[SERVER-44294] Cap runtime of generated tasks Created: 29/Oct/19 Updated: 29/Oct/23 Resolved: 02/Dec/19 |
|
| Status: | Closed |
| Project: | Core Server |
| Component/s: | Testing Infrastructure |
| Affects Version/s: | 4.3.1 |
| Fix Version/s: | 4.3.3 |
| Type: | Improvement | Priority: | Major - P3 |
| Reporter: | Robert Guo (Inactive) | Assignee: | David Bradford (Inactive) |
| Resolution: | Fixed | Votes: | 0 |
| Labels: | None | ||
| Remaining Estimate: | Not Specified | ||
| Time Spent: | Not Specified | ||
| Original Estimate: | Not Specified | ||
| Backwards Compatibility: | Fully Compatible |
| Sprint: | DAG 2019-12-16 |
| Participants: | |
| Story Points: | 2 |
| Description |
|
When an engineer tries to repro a test failure, they sometimes add a large resmoke_repeat_suites number to evergreen.yml. This causes generated tasks to compute a large Evergreen timeout and potentially leaving a host running for a long time. We should cap the runtime of generated tasks and either error out and inform the user of the max repeat number they can use, or interally reduce the repeat count to a smaller number. Almost always, if an issue fails to repro after 48 hours, it's unlikely for the repro to happen at all. This can indicate a bug with the way the repro is set up, or something wrong with the machine the original failure occurred on. AC:
|
| Comments |
| Comment by Githook User [ 02/Dec/19 ] |
|
Author: {'email': 'david.bradford@mongodb.com', 'name': 'David Bradford', 'username': 'dbradf'}Message: |
| Comment by Robert Guo (Inactive) [ 18/Nov/19 ] |
|
My intention was really just to prevent a single task from taking up all the Evergreen hosts for a week, which hopefully would be a rather quick fix / sanity check. Here's my 2c in response to David's questions; hopefully it'll clarify what I wanted to say:
We want to limit by runtime. Limiting by iteration is arguably more reasonable but many tests (e.g. concurrency) iterate sub-tests themselves, so resmoke doesn't know what the "real" iteration is.

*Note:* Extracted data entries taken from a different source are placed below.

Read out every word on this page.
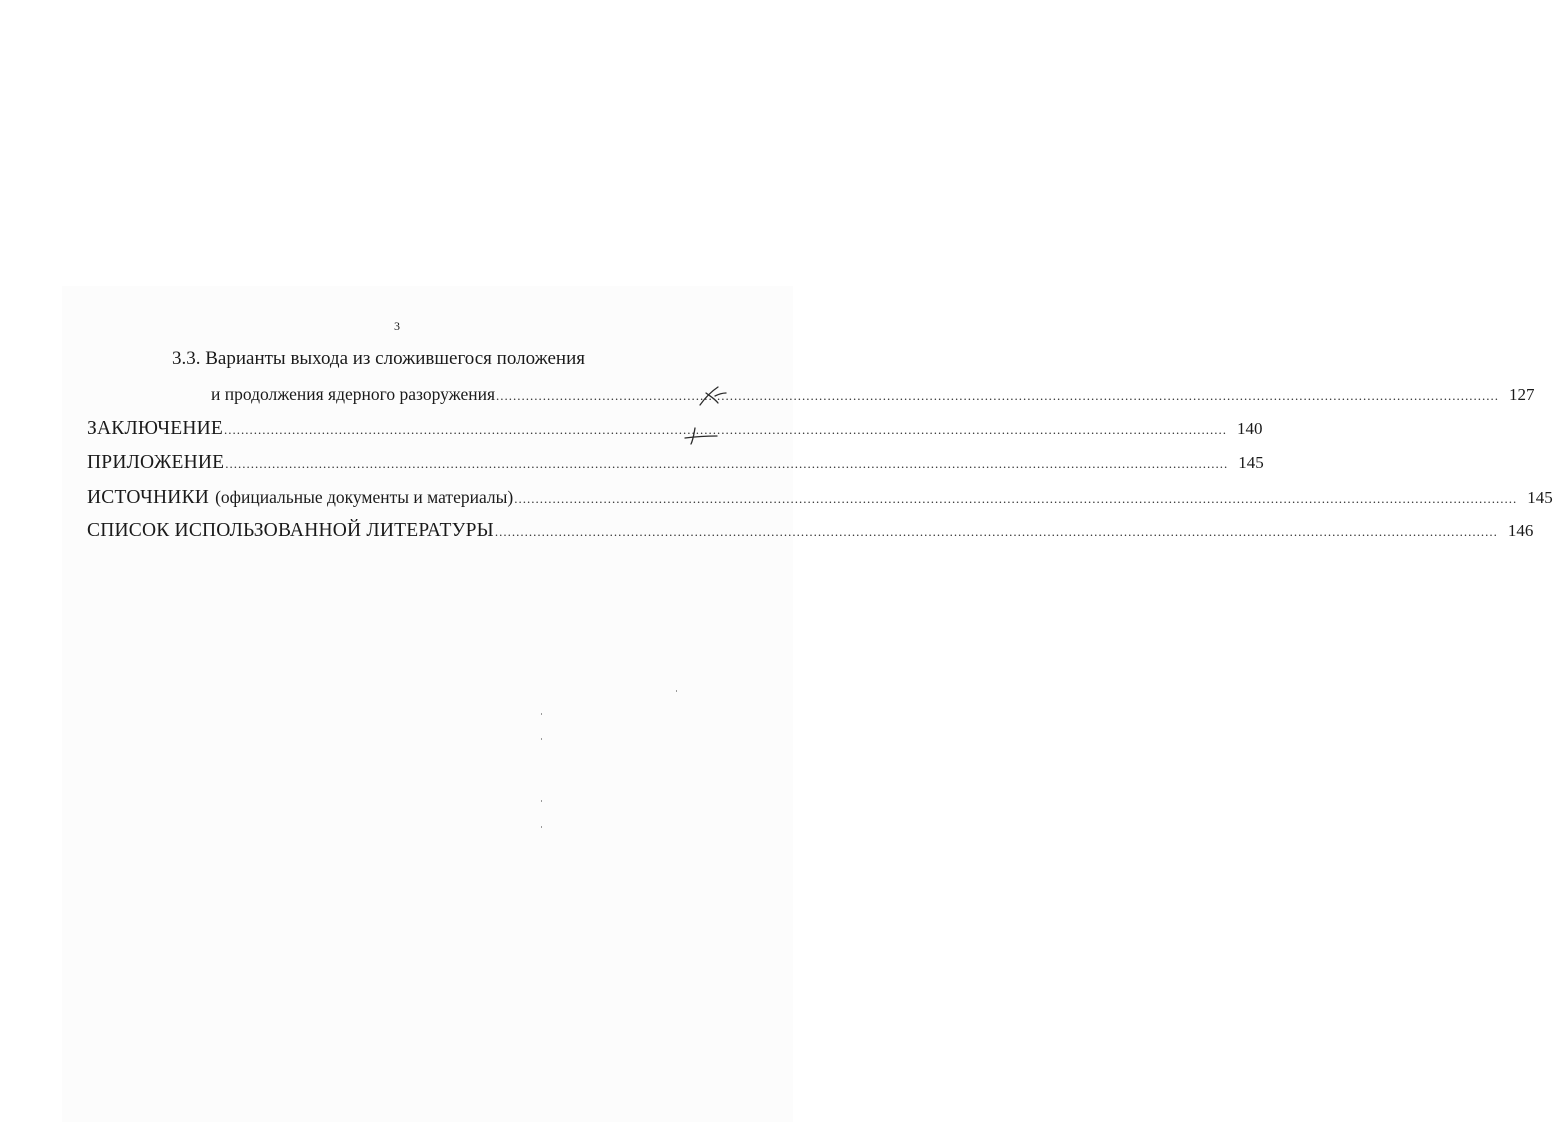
3
3.3. Варианты выхода из сложившегося положения
и продолжения ядерного разоружения ............................................................................................................................................................................................................................................ 127
ЗАКЛЮЧЕНИЕ ............................................................................................................................................................................................................................................ 140
ПРИЛОЖЕНИЕ ............................................................................................................................................................................................................................................ 145
ИСТОЧНИКИ (официальные документы и материалы) ............................................................................................................................................................................................................................................ 145
СПИСОК ИСПОЛЬЗОВАННОЙ ЛИТЕРАТУРЫ ............................................................................................................................................................................................................................................ 146
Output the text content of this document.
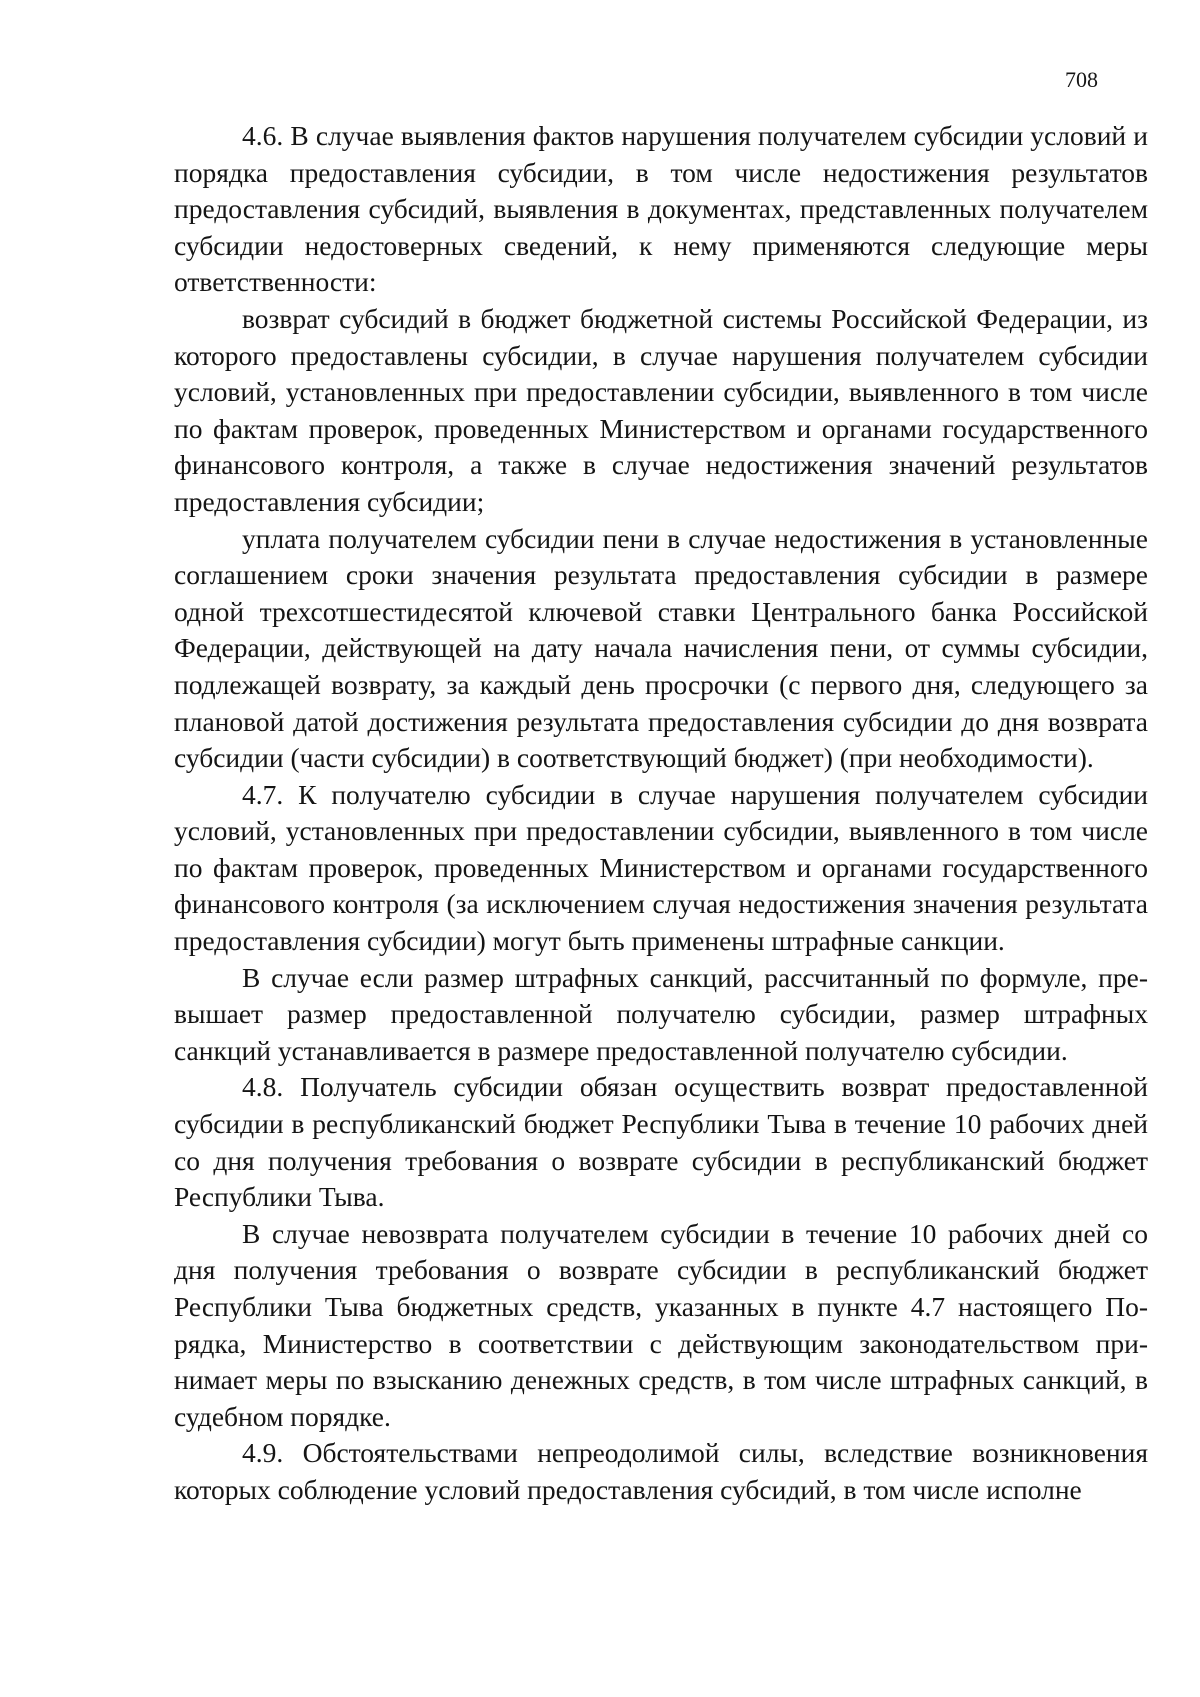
708

4.6. В случае выявления фактов нарушения получателем субсидии условий и порядка предоставления субсидии, в том числе недостижения результатов предоставления субсидий, выявления в документах, представленных получателем субсидии недостоверных сведений, к нему применяются следующие меры ответственности:

возврат субсидий в бюджет бюджетной системы Российской Федерации, из которого предоставлены субсидии, в случае нарушения получателем субсидии условий, установленных при предоставлении субсидии, выявленного в том числе по фактам проверок, проведенных Министерством и органами государственного финансового контроля, а также в случае недостижения значений результатов предоставления субсидии;

уплата получателем субсидии пени в случае недостижения в установленные соглашением сроки значения результата предоставления субсидии в размере одной трехсотшестидесятой ключевой ставки Центрального банка Российской Федерации, действующей на дату начала начисления пени, от суммы субсидии, подлежащей возврату, за каждый день просрочки (с первого дня, следующего за плановой датой достижения результата предоставления субсидии до дня возврата субсидии (части субсидии) в соответствующий бюджет) (при необходимости).

4.7. К получателю субсидии в случае нарушения получателем субсидии условий, установленных при предоставлении субсидии, выявленного в том числе по фактам проверок, проведенных Министерством и органами государственного финансового контроля (за исключением случая недостижения значения результата предоставления субсидии) могут быть применены штрафные санкции.

В случае если размер штрафных санкций, рассчитанный по формуле, превышает размер предоставленной получателю субсидии, размер штрафных санкций устанавливается в размере предоставленной получателю субсидии.

4.8. Получатель субсидии обязан осуществить возврат предоставленной субсидии в республиканский бюджет Республики Тыва в течение 10 рабочих дней со дня получения требования о возврате субсидии в республиканский бюджет Республики Тыва.

В случае невозврата получателем субсидии в течение 10 рабочих дней со дня получения требования о возврате субсидии в республиканский бюджет Республики Тыва бюджетных средств, указанных в пункте 4.7 настоящего Порядка, Министерство в соответствии с действующим законодательством принимает меры по взысканию денежных средств, в том числе штрафных санкций, в судебном порядке.

4.9. Обстоятельствами непреодолимой силы, вследствие возникновения которых соблюдение условий предоставления субсидий, в том числе исполне
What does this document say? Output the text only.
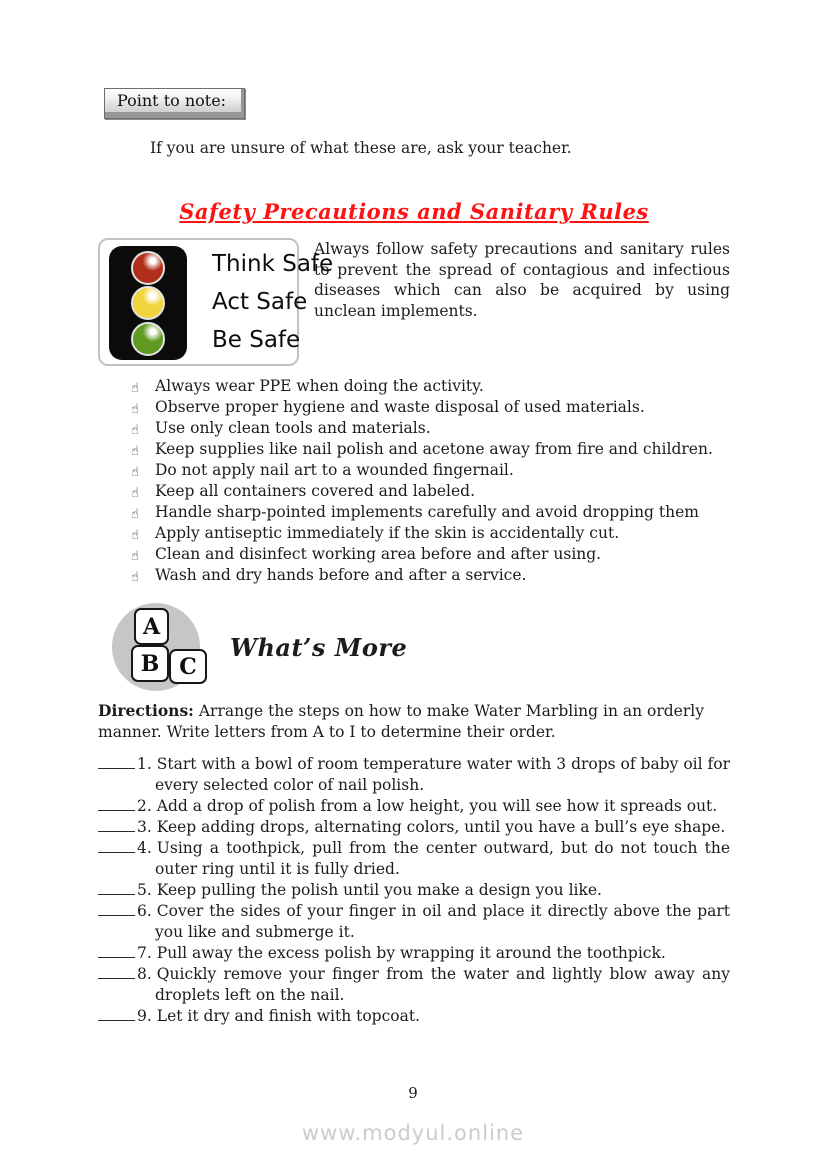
Point to note:

If you are unsure of what these are, ask your teacher.

Safety Precautions and Sanitary Rules
Think Safe
Act Safe
Be Safe

Always follow safety precautions and sanitary rules to prevent the spread of contagious and infectious diseases which can also be acquired by using unclean implements.

☝ Always wear PPE when doing the activity.
☝ Observe proper hygiene and waste disposal of used materials.
☝ Use only clean tools and materials.
☝ Keep supplies like nail polish and acetone away from fire and children.
☝ Do not apply nail art to a wounded fingernail.
☝ Keep all containers covered and labeled.
☝ Handle sharp-pointed implements carefully and avoid dropping them
☝ Apply antiseptic immediately if the skin is accidentally cut.
☝ Clean and disinfect working area before and after using.
☝ Wash and dry hands before and after a service.
A
B C
What’s More

Directions: Arrange the steps on how to make Water Marbling in an orderly manner. Write letters from A to I to determine their order.

1. Start with a bowl of room temperature water with 3 drops of baby oil for every selected color of nail polish.
2. Add a drop of polish from a low height, you will see how it spreads out.
3. Keep adding drops, alternating colors, until you have a bull’s eye shape.
4. Using a toothpick, pull from the center outward, but do not touch the outer ring until it is fully dried.
5. Keep pulling the polish until you make a design you like.
6. Cover the sides of your finger in oil and place it directly above the part you like and submerge it.
7. Pull away the excess polish by wrapping it around the toothpick.
8. Quickly remove your finger from the water and lightly blow away any droplets left on the nail.
9. Let it dry and finish with topcoat.
9
www.modyul.online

Any solution works. We can run up to the limit and tell the user loudly at the end that the limit has been reduced. Like I said earlier, no tests repro after 48 hours. So if we set the limit to 48 hours and nothing repros, we can assume the test won't repro ever. We can also error out early when we generate the tasks and tell users to reduce the number of iterations with a recommended number that will be below the 48 hour limit.
No. Until someone complains, then feel free to direct them to STM. There's something wrong if a repro takes more than 48 hours.
There are projects that are not mongodb-mongo-* that legitimately run things for more than 48 hours, so I'm not sure if a limit should be enforced system-wide in Evergreen. |
| Comment by David Bradford (Inactive) [ 18/Nov/19 ] |
|
I think there should be some investigation of what we actually want to do here. Do we want to limit by runtime, limit by number of iterations, or something else? If the user is going to hit the limit, what should we do: fail the task, run the task up to the limit and success, something else? Should we allow users someway to override the limit in certain cases. We should also chat with evergreen to see if they have any input as to what the limitation should be. |
| Comment by Robert Guo (Inactive) [ 01/Nov/19 ] |
|
This one: https://evergreen.mongodb.com/version/5dae11857742ae6afd907006 |
| Comment by David Bradford (Inactive) [ 01/Nov/19 ] |
|
robert.guo Do you have an example of a patch where this happened you could link to? |